The much-maligned United Nations observers have confirmed what news reports had already suggested: Large areas of the Syrian countryside and provincial cities are either under FSA control or nobody’s. Regime forces are able to infiltrate and punish areas under the revolutionaries’ sway, but they dare not linger. Sometimes, they are not even able to move in. When the Assad regime recently attempted to retake the eastern city of Rastan, the FSA destroyed a number of armored vehicles and killed 23 soldiers, forcing the military to retreat.
From the start of the Syrian revolution, the Assad regime’s media have portrayed the overwhelmingly peaceful grassroots protest movement as a foreign-backed military assault. Its preferred catchall term to describe the tens of thousands of patriots it has kidnapped and tortured, as well as the thousands it has murdered, is “armed gangs.” Despite a series of televised “confessions,” the regime has not provided any serious proof of the supposed American-French-Qaeda-Israeli-Saudi-Qatari plot against the homeland. Nor has it explained the evident contradictions between its narrative and the thousands of YouTube videos and eyewitness accounts of security forces shooting rifles and artillery straight into unarmed crowds.
Of course it hasn’t. Yet its propaganda is taken seriously by Russian and Chinese state media, certain infantile leftists, and a vaguely prominent American academic.
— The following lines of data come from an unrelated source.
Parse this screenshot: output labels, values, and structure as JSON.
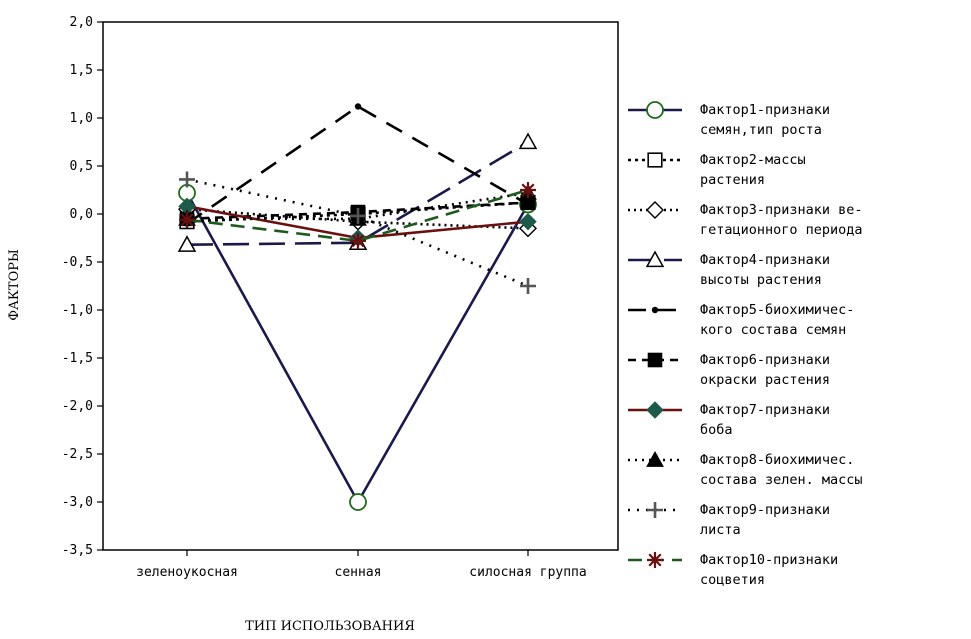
{
  "chart_data": {
    "type": "line",
    "xlabel": "ТИП ИСПОЛЬЗОВАНИЯ",
    "ylabel": "ФАКТОРЫ",
    "categories": [
      "зеленоукосная",
      "сенная",
      "силосная группа"
    ],
    "ylim": [
      -3.5,
      2.0
    ],
    "yticks": [
      "2,0",
      "1,5",
      "1,0",
      "0,5",
      "0,0",
      "-0,5",
      "-1,0",
      "-1,5",
      "-2,0",
      "-2,5",
      "-3,0",
      "-3,5"
    ],
    "ytick_values": [
      2.0,
      1.5,
      1.0,
      0.5,
      0.0,
      -0.5,
      -1.0,
      -1.5,
      -2.0,
      -2.5,
      -3.0,
      -3.5
    ],
    "legend_position": "right",
    "grid": false,
    "series": [
      {
        "name": "Фактор1-признаки семян,тип роста",
        "legend_lines": [
          "Фактор1-признаки",
          "семян,тип роста"
        ],
        "values": [
          0.22,
          -3.0,
          0.1
        ],
        "color": "#1a1a4a",
        "dash": "",
        "marker": "circle-open",
        "marker_color": "#1e6b1e"
      },
      {
        "name": "Фактор2-массы растения",
        "legend_lines": [
          "Фактор2-массы",
          "растения"
        ],
        "values": [
          -0.08,
          0.0,
          0.12
        ],
        "color": "#000000",
        "dash": "3,4",
        "marker": "square-open",
        "marker_color": "#000000"
      },
      {
        "name": "Фактор3-признаки вегетационного периода",
        "legend_lines": [
          "Фактор3-признаки ве-",
          "гетационного периода"
        ],
        "values": [
          0.05,
          -0.08,
          -0.15
        ],
        "color": "#000000",
        "dash": "2,4",
        "marker": "diamond-open",
        "marker_color": "#000000"
      },
      {
        "name": "Фактор4-признаки высоты растения",
        "legend_lines": [
          "Фактор4-признаки",
          "высоты растения"
        ],
        "values": [
          -0.32,
          -0.3,
          0.75
        ],
        "color": "#1a1a4a",
        "dash": "26,10",
        "marker": "triangle-open",
        "marker_color": "#000000"
      },
      {
        "name": "Фактор5-биохимического состава семян",
        "legend_lines": [
          "Фактор5-биохимичес-",
          "кого состава семян"
        ],
        "values": [
          -0.1,
          1.12,
          0.1
        ],
        "color": "#000000",
        "dash": "18,12",
        "marker": "dot",
        "marker_color": "#000000"
      },
      {
        "name": "Фактор6-признаки окраски растения",
        "legend_lines": [
          "Фактор6-признаки",
          "окраски растения"
        ],
        "values": [
          -0.05,
          0.02,
          0.12
        ],
        "color": "#000000",
        "dash": "8,6",
        "marker": "square-filled",
        "marker_color": "#000000"
      },
      {
        "name": "Фактор7-признаки боба",
        "legend_lines": [
          "Фактор7-признаки",
          "боба"
        ],
        "values": [
          0.08,
          -0.25,
          -0.08
        ],
        "color": "#6b1010",
        "dash": "",
        "marker": "diamond-filled",
        "marker_color": "#1e5a4a"
      },
      {
        "name": "Фактор8-биохимичес. состава зелен. массы",
        "legend_lines": [
          "Фактор8-биохимичес.",
          "состава зелен. массы"
        ],
        "values": [
          -0.05,
          -0.05,
          0.22
        ],
        "color": "#000000",
        "dash": "2,5",
        "marker": "triangle-filled",
        "marker_color": "#000000"
      },
      {
        "name": "Фактор9-признаки листа",
        "legend_lines": [
          "Фактор9-признаки",
          "листа"
        ],
        "values": [
          0.36,
          -0.02,
          -0.75
        ],
        "color": "#000000",
        "dash": "2,7",
        "marker": "plus",
        "marker_color": "#555555"
      },
      {
        "name": "Фактор10-признаки соцветия",
        "legend_lines": [
          "Фактор10-признаки",
          "соцветия"
        ],
        "values": [
          -0.06,
          -0.28,
          0.25
        ],
        "color": "#1e5a1e",
        "dash": "14,8",
        "marker": "asterisk",
        "marker_color": "#6b1010"
      }
    ]
  }
}
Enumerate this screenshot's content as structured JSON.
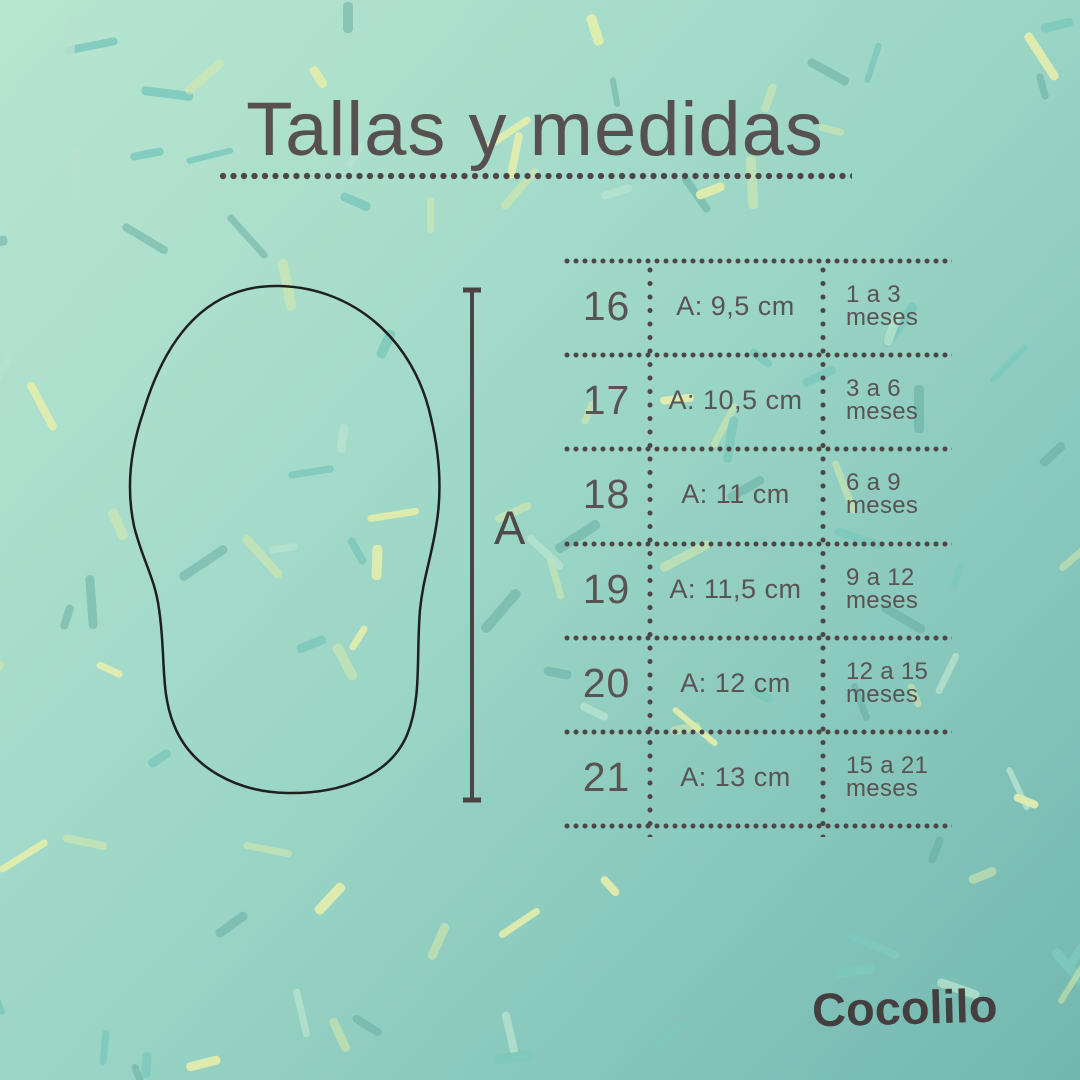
{
  "colors": {
    "background_top_left": "#b4e4ce",
    "background_mid": "#9bd6c6",
    "background_bottom_right": "#74b8b0",
    "text": "#5a5353",
    "title_text": "#575050",
    "dotted_lines": "#4c4646",
    "sole_outline": "#1f1f1f",
    "brand_text": "#443e3e",
    "confetti_palette": [
      "rgba(228,237,172,0.9)",
      "rgba(216,233,170,0.55)",
      "rgba(124,200,188,0.85)",
      "rgba(97,170,160,0.5)",
      "rgba(183,226,206,0.8)"
    ]
  },
  "header": {
    "title": "Tallas y medidas"
  },
  "diagram": {
    "measure_label": "A",
    "shape": "baby-shoe-sole-outline"
  },
  "size_table": {
    "rows": [
      {
        "size": "16",
        "measure": "A: 9,5 cm",
        "age_top": "1 a 3",
        "age_bottom": "meses"
      },
      {
        "size": "17",
        "measure": "A: 10,5 cm",
        "age_top": "3 a 6",
        "age_bottom": "meses"
      },
      {
        "size": "18",
        "measure": "A: 11 cm",
        "age_top": "6 a 9",
        "age_bottom": "meses"
      },
      {
        "size": "19",
        "measure": "A: 11,5 cm",
        "age_top": "9 a 12",
        "age_bottom": "meses"
      },
      {
        "size": "20",
        "measure": "A: 12 cm",
        "age_top": "12 a 15",
        "age_bottom": "meses"
      },
      {
        "size": "21",
        "measure": "A: 13 cm",
        "age_top": "15 a 21",
        "age_bottom": "meses"
      }
    ]
  },
  "footer": {
    "brand": "Cocolilo"
  }
}
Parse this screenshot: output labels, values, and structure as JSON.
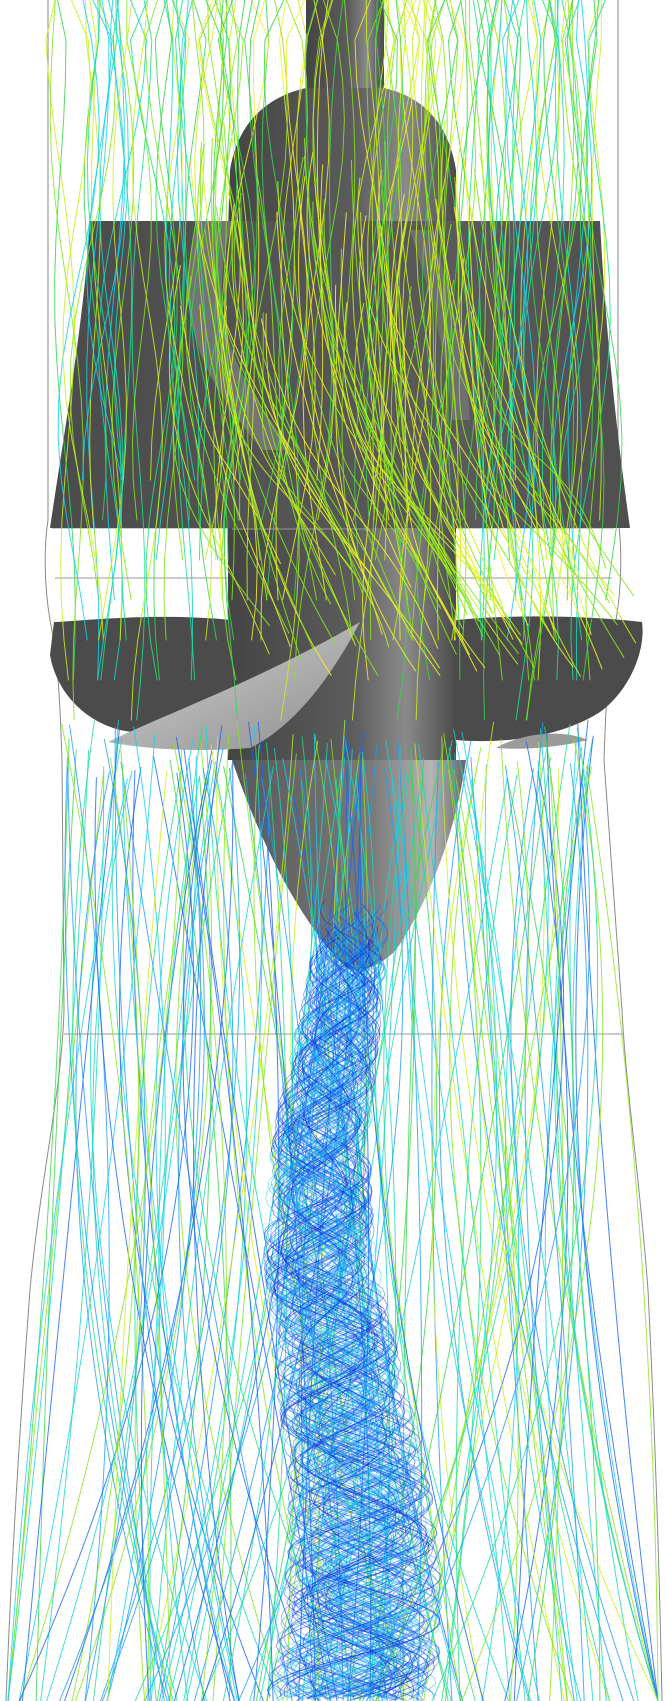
{
  "scene": {
    "colors": {
      "background": "#ffffff",
      "domain_outline": "#8a8a8a",
      "interface_line": "#9a9a9a",
      "hub_dark": "#4a4a4a",
      "hub_mid": "#5a5a5a",
      "blade_light": "#c9c9c9",
      "blade_mid": "#9b9b9b"
    },
    "streamline_palette": [
      "#0a1fd8",
      "#1a64f0",
      "#1e9df6",
      "#18d0ee",
      "#17d9c2",
      "#1ee08c",
      "#3ad64c",
      "#86e51f",
      "#c9ef1c",
      "#f2ef2a"
    ]
  }
}
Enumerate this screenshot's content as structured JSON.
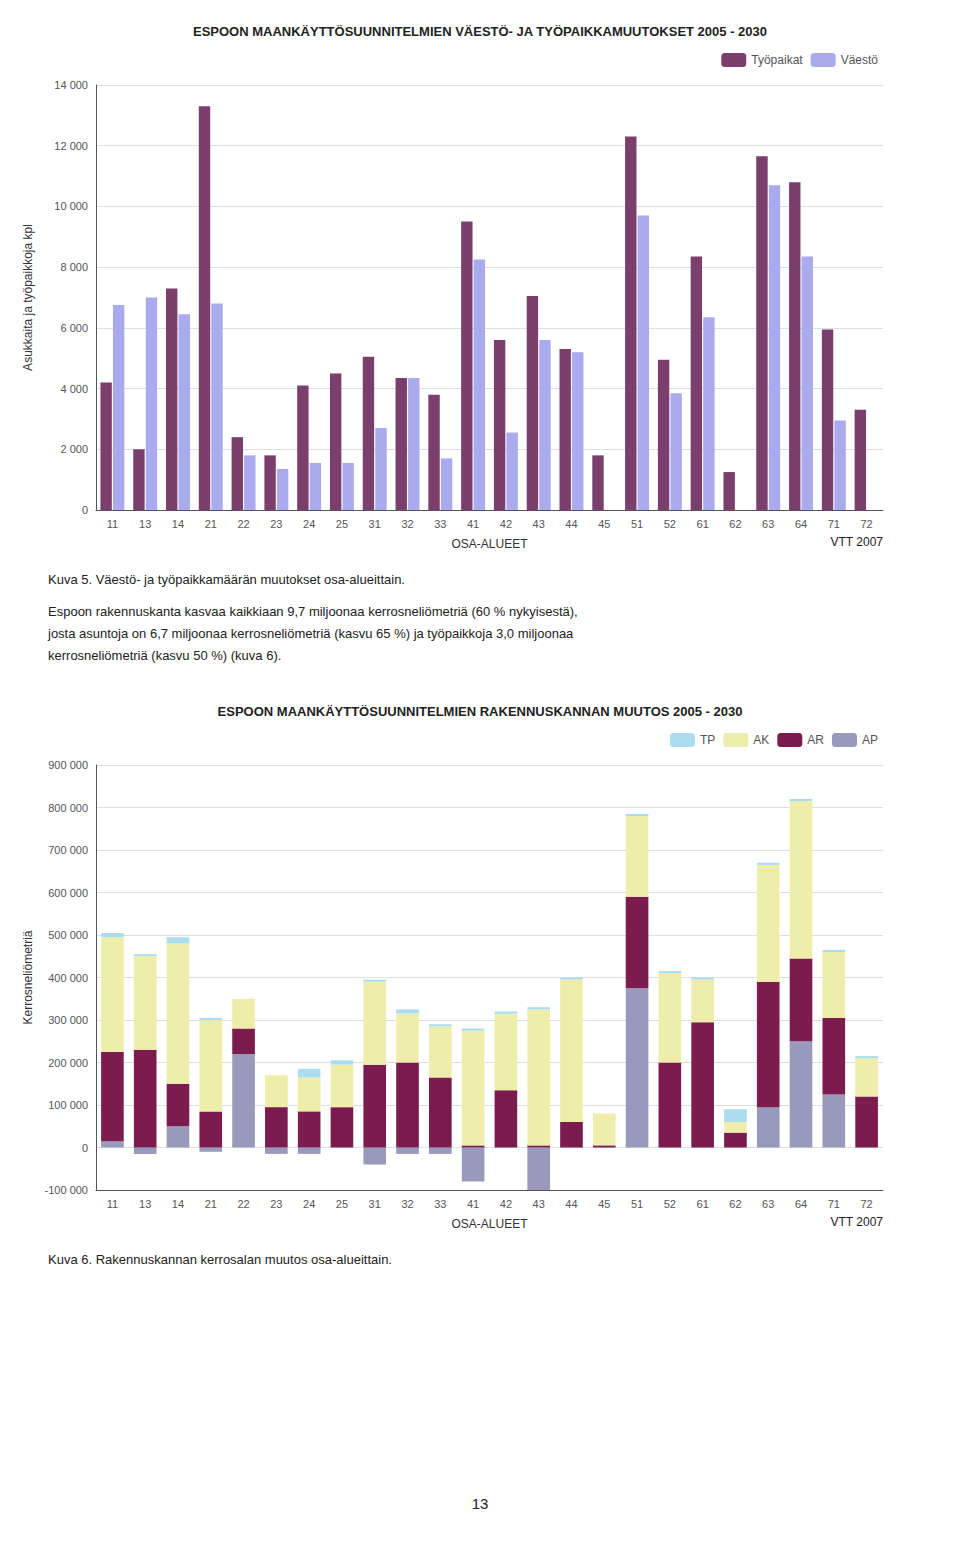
{
  "chart_data": [
    {
      "type": "bar",
      "title": "ESPOON MAANKÄYTTÖSUUNNITELMIEN VÄESTÖ- JA TYÖPAIKKAMUUTOKSET 2005 - 2030",
      "xlabel": "OSA-ALUEET",
      "ylabel": "Asukkaita ja työpaikkoja kpl",
      "categories": [
        "11",
        "13",
        "14",
        "21",
        "22",
        "23",
        "24",
        "25",
        "31",
        "32",
        "33",
        "41",
        "42",
        "43",
        "44",
        "45",
        "51",
        "52",
        "61",
        "62",
        "63",
        "64",
        "71",
        "72"
      ],
      "series": [
        {
          "name": "Työpaikat",
          "color": "#7B3F6E",
          "values": [
            4200,
            2000,
            7300,
            13300,
            2400,
            1800,
            4100,
            4500,
            5050,
            4350,
            3800,
            9500,
            5600,
            7050,
            5300,
            1800,
            12300,
            4950,
            8350,
            1250,
            11650,
            10800,
            5950,
            3300
          ]
        },
        {
          "name": "Väestö",
          "color": "#AAAAEE",
          "values": [
            6750,
            7000,
            6450,
            6800,
            1800,
            1350,
            1550,
            1550,
            2700,
            4350,
            1700,
            8250,
            2550,
            5600,
            5200,
            0,
            9700,
            3850,
            6350,
            0,
            10700,
            8350,
            2950,
            0
          ]
        }
      ],
      "ylim": [
        0,
        14000
      ],
      "yticks": [
        0,
        {
          "value": 2000,
          "label": "2 000"
        },
        {
          "value": 4000,
          "label": "4 000"
        },
        {
          "value": 6000,
          "label": "6 000"
        },
        {
          "value": 8000,
          "label": "8 000"
        },
        {
          "value": 10000,
          "label": "10 000"
        },
        {
          "value": 12000,
          "label": "12 000"
        },
        {
          "value": 14000,
          "label": "14 000"
        }
      ],
      "grid": true,
      "legend": "upper right",
      "annotations": [
        "VTT 2007",
        "Kuva 5. Väestö- ja työpaikkamäärän muutokset osa-alueittain.",
        "Espoon rakennuskanta kasvaa kaikkiaan 9,7 miljoonaa kerrosneliömetriä (60 % nykyisestä),\njosta asuntoja on 6,7 miljoonaa kerrosneliömetriä (kasvu 65 %) ja työpaikkoja 3,0 miljoonaa\nkerrosneliömetriä (kasvu 50 %) (kuva 6)."
      ]
    },
    {
      "type": "bar",
      "title": "ESPOON MAANKÄYTTÖSUUNNITELMIEN RAKENNUSKANNAN MUUTOS 2005 - 2030",
      "xlabel": "OSA-ALUEET",
      "ylabel": "Kerrosneliömetriä",
      "categories": [
        "11",
        "13",
        "14",
        "21",
        "22",
        "23",
        "24",
        "25",
        "31",
        "32",
        "33",
        "41",
        "42",
        "43",
        "44",
        "45",
        "51",
        "52",
        "61",
        "62",
        "63",
        "64",
        "71",
        "72"
      ],
      "stacked": true,
      "series": [
        {
          "name": "AP",
          "color": "#9999BB",
          "values": [
            15000,
            -15000,
            50000,
            -10000,
            220000,
            -15000,
            -15000,
            0,
            -40000,
            -15000,
            -15000,
            -80000,
            0,
            -100000,
            0,
            0,
            375000,
            0,
            0,
            0,
            95000,
            250000,
            125000,
            0
          ]
        },
        {
          "name": "AR",
          "color": "#7B1B4E",
          "values": [
            210000,
            230000,
            100000,
            85000,
            60000,
            95000,
            85000,
            95000,
            195000,
            200000,
            165000,
            5000,
            135000,
            5000,
            60000,
            5000,
            215000,
            200000,
            295000,
            35000,
            295000,
            195000,
            180000,
            120000
          ]
        },
        {
          "name": "AK",
          "color": "#EEEEAA",
          "values": [
            270000,
            220000,
            330000,
            215000,
            70000,
            75000,
            80000,
            100000,
            195000,
            115000,
            120000,
            270000,
            180000,
            320000,
            335000,
            75000,
            190000,
            210000,
            100000,
            25000,
            275000,
            370000,
            155000,
            90000
          ]
        },
        {
          "name": "TP",
          "color": "#AADDEE",
          "values": [
            10000,
            5000,
            15000,
            5000,
            0,
            0,
            20000,
            10000,
            5000,
            10000,
            5000,
            5000,
            5000,
            5000,
            5000,
            0,
            5000,
            5000,
            5000,
            30000,
            5000,
            5000,
            5000,
            5000
          ]
        }
      ],
      "ylim": [
        -100000,
        900000
      ],
      "yticks": [
        {
          "value": -100000,
          "label": "-100 000"
        },
        0,
        {
          "value": 100000,
          "label": "100 000"
        },
        {
          "value": 200000,
          "label": "200 000"
        },
        {
          "value": 300000,
          "label": "300 000"
        },
        {
          "value": 400000,
          "label": "400 000"
        },
        {
          "value": 500000,
          "label": "500 000"
        },
        {
          "value": 600000,
          "label": "600 000"
        },
        {
          "value": 700000,
          "label": "700 000"
        },
        {
          "value": 800000,
          "label": "800 000"
        },
        {
          "value": 900000,
          "label": "900 000"
        }
      ],
      "grid": true,
      "legend": "upper right",
      "annotations": [
        "VTT 2007",
        "Kuva 6. Rakennuskannan kerrosalan muutos osa-alueittain.",
        "13"
      ]
    }
  ]
}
Tragically, the propaganda is also taken seriously by members of Syria’s minority sects — not by all of them by any stretch, but perhaps by a majority. It’s tragic because perceived minority support for this sadistic regime will inevitably tarnish intersectarian relations in Syria in the future.
Those Sunni Syrians who are (understandably) enraged by the minorities’ siding with the dictatorship should remember first that many Alawis and Christians, as well as many more Druze and Ismailis, have joined the revolution and that many have paid the price. Second, Sunnis should remember that Alawis and Christians have good reason to fear change, if not to believe the propaganda.